Shares of DLocal Limited (DLO 3.46%) are down to the tune of 21% as of 12:47 p.m. ET on Wednesday following the release of third-quarter results that fell short of estimates.
Uruguay-based payment platform DLocal had no problem growing its business last quarter. Revenue of $68.6 million was up 123% year over year, producing adjusted earnings before interest, taxes, depreciation, and amortization (EBITDA) of $26.3 million, versus a year-ago EBITDA figure of $12.5 million. Net income of $0.06 per share doubled the figure of $0.03 per share reported for the third quarter of 2020.
Investors' problem with DLocal's results, rather, stemmed from missed expectations for a profit of $0.07 per share; topping revenue estimates of $65.1 million just wasn't enough.

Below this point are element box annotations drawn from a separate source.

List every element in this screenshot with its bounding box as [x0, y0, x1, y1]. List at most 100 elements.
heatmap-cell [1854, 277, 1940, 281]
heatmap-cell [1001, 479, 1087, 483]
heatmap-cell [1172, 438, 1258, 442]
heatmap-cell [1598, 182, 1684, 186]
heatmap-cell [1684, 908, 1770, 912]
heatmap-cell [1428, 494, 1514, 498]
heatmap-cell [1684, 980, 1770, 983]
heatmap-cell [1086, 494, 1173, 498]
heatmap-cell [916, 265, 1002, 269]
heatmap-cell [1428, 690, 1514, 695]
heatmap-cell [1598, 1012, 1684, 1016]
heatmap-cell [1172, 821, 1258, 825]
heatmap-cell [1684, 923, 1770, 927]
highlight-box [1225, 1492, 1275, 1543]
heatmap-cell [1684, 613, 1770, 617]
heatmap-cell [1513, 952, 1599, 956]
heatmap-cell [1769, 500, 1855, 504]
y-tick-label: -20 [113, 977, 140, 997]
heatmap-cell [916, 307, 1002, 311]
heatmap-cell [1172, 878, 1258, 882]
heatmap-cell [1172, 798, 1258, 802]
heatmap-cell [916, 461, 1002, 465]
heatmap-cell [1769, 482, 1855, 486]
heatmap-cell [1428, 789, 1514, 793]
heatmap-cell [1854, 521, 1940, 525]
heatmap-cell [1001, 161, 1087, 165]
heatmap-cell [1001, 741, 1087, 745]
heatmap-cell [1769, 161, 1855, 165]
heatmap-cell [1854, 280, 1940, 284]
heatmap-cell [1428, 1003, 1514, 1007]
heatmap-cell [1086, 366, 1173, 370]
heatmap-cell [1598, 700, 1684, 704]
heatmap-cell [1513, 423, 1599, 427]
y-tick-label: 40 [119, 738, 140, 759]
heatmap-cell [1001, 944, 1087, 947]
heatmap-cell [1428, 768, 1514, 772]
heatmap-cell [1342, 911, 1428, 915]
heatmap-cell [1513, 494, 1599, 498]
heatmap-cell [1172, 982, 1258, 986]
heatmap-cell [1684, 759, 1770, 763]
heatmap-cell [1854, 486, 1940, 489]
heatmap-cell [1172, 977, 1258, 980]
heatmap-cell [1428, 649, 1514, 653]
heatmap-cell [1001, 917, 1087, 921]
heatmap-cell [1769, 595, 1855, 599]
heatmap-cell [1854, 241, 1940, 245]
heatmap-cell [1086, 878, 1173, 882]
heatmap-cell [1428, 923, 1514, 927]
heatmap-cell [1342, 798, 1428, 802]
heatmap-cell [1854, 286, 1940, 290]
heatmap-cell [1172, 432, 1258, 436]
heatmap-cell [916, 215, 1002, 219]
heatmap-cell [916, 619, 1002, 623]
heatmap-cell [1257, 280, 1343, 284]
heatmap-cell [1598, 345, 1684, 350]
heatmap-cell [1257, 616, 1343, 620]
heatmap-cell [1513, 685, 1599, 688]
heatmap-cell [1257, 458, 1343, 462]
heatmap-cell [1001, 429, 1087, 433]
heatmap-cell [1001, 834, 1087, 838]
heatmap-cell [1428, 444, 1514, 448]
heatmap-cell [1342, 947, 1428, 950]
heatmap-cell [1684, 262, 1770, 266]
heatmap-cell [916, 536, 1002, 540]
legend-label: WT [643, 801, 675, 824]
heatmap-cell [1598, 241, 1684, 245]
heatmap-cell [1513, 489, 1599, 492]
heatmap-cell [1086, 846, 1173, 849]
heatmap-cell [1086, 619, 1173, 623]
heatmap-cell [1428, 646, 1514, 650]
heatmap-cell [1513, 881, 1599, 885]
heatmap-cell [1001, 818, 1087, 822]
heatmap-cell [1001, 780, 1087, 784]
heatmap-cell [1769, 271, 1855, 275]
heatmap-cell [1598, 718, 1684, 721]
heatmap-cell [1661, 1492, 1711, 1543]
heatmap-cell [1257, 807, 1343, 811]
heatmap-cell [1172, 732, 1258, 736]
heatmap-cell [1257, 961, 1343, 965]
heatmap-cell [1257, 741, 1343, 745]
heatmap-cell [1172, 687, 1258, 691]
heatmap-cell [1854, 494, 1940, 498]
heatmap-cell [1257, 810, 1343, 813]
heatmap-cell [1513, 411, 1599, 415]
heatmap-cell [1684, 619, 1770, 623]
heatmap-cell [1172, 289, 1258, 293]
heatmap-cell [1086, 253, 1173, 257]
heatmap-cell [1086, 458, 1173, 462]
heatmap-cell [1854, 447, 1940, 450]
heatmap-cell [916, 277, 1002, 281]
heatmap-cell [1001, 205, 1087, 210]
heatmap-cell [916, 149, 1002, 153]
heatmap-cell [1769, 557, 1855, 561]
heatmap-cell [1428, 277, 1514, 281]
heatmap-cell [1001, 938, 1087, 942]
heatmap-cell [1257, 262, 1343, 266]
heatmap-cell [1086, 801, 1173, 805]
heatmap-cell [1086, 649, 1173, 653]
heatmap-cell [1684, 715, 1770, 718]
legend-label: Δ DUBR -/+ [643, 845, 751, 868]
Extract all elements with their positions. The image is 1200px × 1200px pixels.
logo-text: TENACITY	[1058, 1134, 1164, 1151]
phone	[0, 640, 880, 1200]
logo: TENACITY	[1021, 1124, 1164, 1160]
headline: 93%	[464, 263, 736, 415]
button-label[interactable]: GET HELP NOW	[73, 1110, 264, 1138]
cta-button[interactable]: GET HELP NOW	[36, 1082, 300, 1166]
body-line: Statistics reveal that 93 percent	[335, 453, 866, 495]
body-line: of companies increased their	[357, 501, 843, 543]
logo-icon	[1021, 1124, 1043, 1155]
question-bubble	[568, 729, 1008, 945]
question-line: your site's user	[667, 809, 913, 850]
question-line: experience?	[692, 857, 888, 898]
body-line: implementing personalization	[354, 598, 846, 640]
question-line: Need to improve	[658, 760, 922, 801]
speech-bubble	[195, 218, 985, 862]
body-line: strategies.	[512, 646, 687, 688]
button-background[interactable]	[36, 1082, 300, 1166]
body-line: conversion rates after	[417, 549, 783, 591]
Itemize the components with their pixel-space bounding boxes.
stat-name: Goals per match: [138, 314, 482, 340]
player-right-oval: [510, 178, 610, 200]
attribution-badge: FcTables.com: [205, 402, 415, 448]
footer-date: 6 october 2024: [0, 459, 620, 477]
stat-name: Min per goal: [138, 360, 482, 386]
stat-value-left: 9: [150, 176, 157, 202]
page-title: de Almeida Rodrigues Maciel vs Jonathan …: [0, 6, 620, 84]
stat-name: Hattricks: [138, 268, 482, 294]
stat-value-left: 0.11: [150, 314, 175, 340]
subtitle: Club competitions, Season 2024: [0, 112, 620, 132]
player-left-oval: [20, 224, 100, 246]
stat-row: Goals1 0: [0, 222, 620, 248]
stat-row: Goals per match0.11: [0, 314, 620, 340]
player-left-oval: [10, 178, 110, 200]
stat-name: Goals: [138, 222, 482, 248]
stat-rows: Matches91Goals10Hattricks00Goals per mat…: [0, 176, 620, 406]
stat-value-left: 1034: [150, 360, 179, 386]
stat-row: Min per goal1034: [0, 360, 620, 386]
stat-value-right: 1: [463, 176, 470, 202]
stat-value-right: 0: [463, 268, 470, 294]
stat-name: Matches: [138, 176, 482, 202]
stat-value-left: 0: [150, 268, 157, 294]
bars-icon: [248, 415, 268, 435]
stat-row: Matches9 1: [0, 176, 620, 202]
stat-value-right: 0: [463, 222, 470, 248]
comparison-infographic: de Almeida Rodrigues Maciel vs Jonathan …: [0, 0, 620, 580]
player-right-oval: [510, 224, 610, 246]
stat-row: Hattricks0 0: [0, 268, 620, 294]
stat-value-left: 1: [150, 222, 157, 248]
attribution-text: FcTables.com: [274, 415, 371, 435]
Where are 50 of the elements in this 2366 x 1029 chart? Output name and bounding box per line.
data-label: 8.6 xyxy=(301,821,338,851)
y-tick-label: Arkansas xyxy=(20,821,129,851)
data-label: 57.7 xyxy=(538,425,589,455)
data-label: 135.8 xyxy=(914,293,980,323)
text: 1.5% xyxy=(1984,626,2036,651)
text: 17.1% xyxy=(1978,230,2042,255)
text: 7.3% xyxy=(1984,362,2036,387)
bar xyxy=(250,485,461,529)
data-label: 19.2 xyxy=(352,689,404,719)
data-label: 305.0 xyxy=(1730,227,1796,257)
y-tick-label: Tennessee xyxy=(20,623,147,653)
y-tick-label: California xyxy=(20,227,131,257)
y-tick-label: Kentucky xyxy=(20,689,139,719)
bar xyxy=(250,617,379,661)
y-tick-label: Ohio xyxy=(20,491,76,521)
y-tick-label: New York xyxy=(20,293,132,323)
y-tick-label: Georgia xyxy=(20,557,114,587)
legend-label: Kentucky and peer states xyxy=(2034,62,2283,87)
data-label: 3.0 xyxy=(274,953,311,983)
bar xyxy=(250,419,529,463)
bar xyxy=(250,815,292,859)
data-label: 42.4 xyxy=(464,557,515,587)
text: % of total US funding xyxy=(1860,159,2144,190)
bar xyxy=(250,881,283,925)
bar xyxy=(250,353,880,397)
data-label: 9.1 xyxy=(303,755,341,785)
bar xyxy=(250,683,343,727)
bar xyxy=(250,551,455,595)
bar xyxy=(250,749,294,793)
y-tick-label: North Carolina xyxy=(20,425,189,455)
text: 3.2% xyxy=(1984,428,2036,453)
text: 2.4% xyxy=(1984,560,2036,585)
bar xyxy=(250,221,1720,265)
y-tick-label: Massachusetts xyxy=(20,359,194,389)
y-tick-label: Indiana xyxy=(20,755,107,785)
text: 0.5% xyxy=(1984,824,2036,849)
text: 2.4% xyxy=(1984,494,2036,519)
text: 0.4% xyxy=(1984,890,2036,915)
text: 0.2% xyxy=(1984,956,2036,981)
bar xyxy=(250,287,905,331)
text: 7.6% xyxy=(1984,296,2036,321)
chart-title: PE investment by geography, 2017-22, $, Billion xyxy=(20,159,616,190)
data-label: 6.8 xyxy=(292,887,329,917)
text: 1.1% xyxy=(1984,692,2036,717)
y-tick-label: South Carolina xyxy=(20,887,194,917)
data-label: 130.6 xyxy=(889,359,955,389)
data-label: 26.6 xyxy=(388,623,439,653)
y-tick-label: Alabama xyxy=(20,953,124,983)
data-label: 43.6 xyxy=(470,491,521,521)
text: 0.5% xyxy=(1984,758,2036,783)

With nothing more than a superficial look at the earnings miss and the stock's subsequent stumble, it would be easy to dismiss DLocal as an investment prospect. Making such a quick assessment, however, would be a mistake. There's far more to the story.
Among the other important aspects of the story is that DLocal's sales, EBITDA, and profits just doubled. That's impressive, but more than that, this sort of enormous growth rate makes it difficult for analysts to pinpoint precise results. Missing per-share earnings estimates by a penny doesn't mean any more than beating estimates by a penny.
Perhaps chief among the other aspects of the story is the fact that the company's shares had already fallen more than 30% from their September high before Tuesday's close, suggesting much of today's earnings miss had already been priced in. The actual headline sparked more selling from those traders that had stuck with it through yesterday. Wednesday's high-volume plunge, however, in some ways seems to be a capitulation that will now pivot back into an uptrend.
It's still not a name for more conservative portfolios, to be clear. But, for speculators willing to keep daily tabs on it, this big dip is an enticing entry opportunity.